While lenders are broadly on track to meet their overall target of 190 billion pounds, lending to small firms may fall slightly short of the 76 billion target.
Figures published so far by four of the five banks show credit facilities to SME's in 2011 came in at 63 billion pounds, suggesting the final outcome will be lower than expected.
The BoE's own data shows that net lending by the Project Merlin banks -- HSBC, Barclays, Royal Bank of Scotland, Lloyds Banking Group and Santander -- fell by 9.6 billion pounds in 2011.
Part-nationalised Lloyds said on Friday it lent 12.5 billion pounds to SMEs in 2011, ahead of its target of 11.7 billion.
Chancellor George Osborne has already flagged that he doesn't consider lending targets to be a permanent solution, saying that credit easing will help channel money directly to where it is most needed.

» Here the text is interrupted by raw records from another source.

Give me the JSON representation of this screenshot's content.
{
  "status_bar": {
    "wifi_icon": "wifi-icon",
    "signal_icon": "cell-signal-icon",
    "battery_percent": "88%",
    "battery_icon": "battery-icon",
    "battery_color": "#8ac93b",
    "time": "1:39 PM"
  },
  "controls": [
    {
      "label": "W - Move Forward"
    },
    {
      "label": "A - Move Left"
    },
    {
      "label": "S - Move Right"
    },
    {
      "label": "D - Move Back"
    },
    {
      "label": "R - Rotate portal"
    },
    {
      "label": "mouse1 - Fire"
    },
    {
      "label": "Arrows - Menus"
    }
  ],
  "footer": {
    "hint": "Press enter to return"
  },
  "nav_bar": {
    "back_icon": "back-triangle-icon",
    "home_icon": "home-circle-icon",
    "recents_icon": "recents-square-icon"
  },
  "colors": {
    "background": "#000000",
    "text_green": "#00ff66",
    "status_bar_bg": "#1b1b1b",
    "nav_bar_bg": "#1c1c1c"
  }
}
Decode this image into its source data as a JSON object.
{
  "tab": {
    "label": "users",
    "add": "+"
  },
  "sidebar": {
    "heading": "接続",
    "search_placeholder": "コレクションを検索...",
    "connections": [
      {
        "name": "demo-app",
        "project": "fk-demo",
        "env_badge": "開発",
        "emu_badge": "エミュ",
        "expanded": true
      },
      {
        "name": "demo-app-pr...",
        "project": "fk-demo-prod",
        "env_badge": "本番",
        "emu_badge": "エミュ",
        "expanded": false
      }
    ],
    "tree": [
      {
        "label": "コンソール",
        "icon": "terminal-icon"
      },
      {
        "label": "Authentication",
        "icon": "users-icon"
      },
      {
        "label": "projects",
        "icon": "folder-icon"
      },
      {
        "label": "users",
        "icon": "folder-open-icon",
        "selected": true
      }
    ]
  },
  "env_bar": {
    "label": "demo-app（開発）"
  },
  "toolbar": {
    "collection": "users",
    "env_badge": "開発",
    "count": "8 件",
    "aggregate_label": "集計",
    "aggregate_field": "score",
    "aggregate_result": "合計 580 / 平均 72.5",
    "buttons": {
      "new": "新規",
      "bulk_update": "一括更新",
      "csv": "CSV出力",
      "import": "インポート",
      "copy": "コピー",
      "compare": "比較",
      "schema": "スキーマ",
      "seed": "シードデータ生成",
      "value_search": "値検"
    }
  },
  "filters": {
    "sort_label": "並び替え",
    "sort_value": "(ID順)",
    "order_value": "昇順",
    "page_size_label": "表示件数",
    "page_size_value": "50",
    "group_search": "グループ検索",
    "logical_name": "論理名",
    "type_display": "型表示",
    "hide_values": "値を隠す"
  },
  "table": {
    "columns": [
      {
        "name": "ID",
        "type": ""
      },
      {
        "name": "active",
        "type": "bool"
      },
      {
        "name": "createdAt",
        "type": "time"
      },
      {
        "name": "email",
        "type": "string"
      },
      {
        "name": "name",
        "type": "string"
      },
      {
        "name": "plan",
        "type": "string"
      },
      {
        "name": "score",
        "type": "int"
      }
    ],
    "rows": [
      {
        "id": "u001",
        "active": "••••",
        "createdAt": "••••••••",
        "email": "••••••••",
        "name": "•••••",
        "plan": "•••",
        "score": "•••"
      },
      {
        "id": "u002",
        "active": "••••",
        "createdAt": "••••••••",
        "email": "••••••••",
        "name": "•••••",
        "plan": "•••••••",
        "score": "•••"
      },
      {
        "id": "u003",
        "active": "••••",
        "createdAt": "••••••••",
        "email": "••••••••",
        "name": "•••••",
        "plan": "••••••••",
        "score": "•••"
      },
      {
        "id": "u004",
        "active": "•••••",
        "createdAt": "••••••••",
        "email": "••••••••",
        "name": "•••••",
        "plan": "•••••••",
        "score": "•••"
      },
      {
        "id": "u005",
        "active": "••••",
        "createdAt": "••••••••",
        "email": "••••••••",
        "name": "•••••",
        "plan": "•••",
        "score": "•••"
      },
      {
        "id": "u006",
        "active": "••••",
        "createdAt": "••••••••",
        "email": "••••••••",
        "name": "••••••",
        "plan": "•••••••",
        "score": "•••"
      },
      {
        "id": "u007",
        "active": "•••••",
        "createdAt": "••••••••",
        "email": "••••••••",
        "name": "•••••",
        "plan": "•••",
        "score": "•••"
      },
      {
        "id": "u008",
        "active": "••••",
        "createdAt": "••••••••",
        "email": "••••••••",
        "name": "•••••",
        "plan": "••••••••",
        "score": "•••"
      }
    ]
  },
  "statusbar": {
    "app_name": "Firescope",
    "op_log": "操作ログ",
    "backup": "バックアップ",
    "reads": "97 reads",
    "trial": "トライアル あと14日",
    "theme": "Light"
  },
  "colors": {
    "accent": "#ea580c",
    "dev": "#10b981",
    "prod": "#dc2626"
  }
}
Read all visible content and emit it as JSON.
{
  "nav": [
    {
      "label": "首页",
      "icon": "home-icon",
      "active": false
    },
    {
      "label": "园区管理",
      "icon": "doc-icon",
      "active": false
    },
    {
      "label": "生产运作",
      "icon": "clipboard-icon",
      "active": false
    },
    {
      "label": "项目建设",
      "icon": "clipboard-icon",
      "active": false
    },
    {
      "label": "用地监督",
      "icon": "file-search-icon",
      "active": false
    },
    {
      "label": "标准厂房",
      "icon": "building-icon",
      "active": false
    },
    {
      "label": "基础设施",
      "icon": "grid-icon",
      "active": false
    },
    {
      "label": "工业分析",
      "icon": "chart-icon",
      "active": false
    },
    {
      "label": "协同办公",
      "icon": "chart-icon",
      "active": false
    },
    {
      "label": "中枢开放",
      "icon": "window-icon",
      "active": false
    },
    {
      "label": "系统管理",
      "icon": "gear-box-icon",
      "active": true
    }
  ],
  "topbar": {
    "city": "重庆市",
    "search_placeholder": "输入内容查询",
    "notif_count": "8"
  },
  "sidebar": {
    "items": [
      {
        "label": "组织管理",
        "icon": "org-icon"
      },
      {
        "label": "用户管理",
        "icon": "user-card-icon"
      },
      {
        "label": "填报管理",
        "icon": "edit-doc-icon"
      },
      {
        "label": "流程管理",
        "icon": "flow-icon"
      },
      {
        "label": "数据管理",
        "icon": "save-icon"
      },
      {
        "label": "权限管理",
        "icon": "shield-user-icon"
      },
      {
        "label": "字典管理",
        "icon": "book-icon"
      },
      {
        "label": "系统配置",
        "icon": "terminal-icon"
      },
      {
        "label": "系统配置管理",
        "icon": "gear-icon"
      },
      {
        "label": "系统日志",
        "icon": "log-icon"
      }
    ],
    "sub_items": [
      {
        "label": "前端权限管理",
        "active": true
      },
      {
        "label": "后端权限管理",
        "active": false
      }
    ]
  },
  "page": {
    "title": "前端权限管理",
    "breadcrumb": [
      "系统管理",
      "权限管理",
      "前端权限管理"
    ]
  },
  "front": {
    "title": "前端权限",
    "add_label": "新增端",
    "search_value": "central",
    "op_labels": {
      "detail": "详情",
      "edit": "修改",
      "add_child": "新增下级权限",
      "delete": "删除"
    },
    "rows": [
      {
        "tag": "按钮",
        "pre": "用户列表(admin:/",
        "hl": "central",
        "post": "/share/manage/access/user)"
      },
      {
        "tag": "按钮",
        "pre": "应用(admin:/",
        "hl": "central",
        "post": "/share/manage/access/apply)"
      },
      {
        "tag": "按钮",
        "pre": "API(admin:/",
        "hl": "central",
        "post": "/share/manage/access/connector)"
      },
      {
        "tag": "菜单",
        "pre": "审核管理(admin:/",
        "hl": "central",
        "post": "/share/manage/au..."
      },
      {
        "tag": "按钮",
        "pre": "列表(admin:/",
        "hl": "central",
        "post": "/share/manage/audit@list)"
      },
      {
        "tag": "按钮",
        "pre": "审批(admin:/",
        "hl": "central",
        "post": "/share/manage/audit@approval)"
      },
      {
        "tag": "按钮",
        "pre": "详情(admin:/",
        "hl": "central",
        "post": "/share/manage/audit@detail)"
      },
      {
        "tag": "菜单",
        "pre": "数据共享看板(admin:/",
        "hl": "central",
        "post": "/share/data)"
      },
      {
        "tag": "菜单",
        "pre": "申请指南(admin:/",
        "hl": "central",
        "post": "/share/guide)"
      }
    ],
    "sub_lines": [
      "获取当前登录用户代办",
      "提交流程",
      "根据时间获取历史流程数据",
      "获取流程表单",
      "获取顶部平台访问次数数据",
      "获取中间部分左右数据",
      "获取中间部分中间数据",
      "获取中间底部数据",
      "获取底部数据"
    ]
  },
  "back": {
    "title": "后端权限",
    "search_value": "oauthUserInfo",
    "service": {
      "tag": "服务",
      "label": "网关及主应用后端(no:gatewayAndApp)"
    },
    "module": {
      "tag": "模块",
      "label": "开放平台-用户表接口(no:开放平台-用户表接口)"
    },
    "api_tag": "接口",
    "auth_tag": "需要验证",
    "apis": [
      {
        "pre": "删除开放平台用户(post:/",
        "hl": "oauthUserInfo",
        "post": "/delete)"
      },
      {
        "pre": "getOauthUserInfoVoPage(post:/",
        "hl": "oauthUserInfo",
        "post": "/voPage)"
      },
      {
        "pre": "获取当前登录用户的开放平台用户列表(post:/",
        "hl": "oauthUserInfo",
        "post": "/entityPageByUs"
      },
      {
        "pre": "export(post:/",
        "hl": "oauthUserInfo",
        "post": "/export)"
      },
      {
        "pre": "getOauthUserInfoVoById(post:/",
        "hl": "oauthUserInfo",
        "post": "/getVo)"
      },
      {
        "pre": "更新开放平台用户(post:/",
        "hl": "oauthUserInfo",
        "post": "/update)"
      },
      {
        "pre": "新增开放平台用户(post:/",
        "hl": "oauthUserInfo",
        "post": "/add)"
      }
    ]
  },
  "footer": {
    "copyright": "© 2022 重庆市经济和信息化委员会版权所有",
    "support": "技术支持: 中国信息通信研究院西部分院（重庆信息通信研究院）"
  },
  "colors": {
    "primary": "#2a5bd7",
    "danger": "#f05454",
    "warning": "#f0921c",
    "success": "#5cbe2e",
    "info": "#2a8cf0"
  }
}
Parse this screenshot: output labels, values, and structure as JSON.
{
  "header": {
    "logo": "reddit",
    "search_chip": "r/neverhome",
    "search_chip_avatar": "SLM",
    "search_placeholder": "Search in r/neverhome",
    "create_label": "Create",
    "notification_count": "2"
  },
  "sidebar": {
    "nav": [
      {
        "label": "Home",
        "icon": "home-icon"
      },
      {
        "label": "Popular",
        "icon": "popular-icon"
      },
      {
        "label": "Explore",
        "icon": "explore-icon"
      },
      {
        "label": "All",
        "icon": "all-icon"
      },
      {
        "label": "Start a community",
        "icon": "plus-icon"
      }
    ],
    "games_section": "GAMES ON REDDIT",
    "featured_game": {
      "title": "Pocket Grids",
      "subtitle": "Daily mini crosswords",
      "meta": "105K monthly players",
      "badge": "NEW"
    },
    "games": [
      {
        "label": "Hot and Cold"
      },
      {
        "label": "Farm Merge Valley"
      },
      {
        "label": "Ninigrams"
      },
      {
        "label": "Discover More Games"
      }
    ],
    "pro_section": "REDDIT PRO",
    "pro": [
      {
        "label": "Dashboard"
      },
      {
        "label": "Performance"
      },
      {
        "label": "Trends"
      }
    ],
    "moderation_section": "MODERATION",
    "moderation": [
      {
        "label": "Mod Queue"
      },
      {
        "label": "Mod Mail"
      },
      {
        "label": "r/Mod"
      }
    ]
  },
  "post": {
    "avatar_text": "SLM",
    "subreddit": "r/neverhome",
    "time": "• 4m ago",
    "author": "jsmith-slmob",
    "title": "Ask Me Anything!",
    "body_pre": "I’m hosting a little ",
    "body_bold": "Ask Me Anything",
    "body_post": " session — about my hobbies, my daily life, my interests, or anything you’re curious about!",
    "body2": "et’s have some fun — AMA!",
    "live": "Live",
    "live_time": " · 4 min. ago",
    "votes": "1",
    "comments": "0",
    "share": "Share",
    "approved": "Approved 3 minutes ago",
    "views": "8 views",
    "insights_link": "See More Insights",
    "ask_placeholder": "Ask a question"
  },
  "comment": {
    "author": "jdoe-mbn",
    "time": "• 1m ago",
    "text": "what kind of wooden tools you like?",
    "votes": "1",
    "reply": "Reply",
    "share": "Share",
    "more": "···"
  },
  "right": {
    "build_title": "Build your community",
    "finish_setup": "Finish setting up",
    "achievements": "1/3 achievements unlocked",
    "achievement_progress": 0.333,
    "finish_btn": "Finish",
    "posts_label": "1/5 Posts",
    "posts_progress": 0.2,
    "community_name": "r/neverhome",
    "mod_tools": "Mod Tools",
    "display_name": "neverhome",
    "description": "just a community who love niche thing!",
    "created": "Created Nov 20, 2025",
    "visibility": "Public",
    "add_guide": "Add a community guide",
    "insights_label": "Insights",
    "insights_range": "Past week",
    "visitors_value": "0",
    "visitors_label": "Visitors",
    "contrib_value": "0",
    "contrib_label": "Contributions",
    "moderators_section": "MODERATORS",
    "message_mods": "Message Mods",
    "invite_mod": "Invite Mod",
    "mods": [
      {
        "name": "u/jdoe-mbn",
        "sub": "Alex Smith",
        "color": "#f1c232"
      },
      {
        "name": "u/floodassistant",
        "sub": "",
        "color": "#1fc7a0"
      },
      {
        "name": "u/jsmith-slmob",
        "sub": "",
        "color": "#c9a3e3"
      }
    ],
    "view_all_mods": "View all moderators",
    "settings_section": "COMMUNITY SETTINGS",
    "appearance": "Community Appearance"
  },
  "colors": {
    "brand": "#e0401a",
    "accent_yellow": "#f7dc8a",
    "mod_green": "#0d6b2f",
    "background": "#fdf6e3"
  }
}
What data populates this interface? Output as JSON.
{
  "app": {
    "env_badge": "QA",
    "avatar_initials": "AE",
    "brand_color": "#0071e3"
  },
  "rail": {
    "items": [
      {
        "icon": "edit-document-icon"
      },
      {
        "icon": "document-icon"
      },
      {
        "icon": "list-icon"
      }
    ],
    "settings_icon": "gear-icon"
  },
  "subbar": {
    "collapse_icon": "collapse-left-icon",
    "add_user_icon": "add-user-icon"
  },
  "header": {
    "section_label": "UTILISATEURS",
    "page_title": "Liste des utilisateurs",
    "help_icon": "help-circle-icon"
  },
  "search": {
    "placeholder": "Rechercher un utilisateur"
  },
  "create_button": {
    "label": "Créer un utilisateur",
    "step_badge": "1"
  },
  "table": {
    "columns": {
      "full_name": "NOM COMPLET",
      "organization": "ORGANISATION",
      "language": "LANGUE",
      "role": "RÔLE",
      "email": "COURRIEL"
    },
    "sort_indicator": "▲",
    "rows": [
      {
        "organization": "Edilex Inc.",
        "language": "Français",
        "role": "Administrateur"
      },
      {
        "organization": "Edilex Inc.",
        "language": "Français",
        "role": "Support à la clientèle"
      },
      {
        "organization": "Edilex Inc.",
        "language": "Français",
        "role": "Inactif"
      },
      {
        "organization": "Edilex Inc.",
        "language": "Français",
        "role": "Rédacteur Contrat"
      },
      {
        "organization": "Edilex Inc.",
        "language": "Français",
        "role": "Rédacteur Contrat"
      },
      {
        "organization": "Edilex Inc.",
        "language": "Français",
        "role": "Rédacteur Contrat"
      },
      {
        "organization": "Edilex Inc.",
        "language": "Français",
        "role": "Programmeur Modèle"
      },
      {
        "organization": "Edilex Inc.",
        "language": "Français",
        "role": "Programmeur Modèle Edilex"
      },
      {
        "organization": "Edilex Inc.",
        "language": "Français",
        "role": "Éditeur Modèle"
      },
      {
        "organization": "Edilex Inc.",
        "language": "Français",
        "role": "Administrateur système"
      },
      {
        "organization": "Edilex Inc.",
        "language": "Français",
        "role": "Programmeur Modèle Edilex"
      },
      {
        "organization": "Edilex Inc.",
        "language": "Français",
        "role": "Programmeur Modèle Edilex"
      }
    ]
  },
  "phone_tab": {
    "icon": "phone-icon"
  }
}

Critics of the scheme have argued that the targets are of little use, as they only measure gross lending, not net new lending and gauge only credit facilities made available rather than how much money has actually been lent.
In reality, many small firms have still encountered difficulty getting loans, while banks have blamed the weak economic outlook for crimping credit demand.
Bank of England Governor Mervyn King weighed into the debate last October, urging the government to think of ways to boost lending, such as giving banks a fiscal incentives to lend to SMEs.
Under pressure to find ways to boost Britain's flagging economy, Osborne last year unveiled a separate, 21 billion pound credit easing scheme which aimed to lower the cost of borrowing for firms by providing government guarantees for banks' funding.
But details of the National Loan Guarantee Scheme, which was supposed to lower the cost of borrowing for small businesses by around 1 percentage point, have been thin on the ground.
Delays have occurred because of disagreements over how to make sure banks pass on the savings in borrowing costs to small firms, and also over how to charge banks for access to the funding, according to the Treasury source, though he stressed the aim is to get the scheme up and running within a few months.
Last month, the government launched a first phase of the scheme, under which it will invest up to 1 billion pounds alongside private sector investors in funds that lend directly to medium-sized businesses with a turnover of up to 500 million pounds.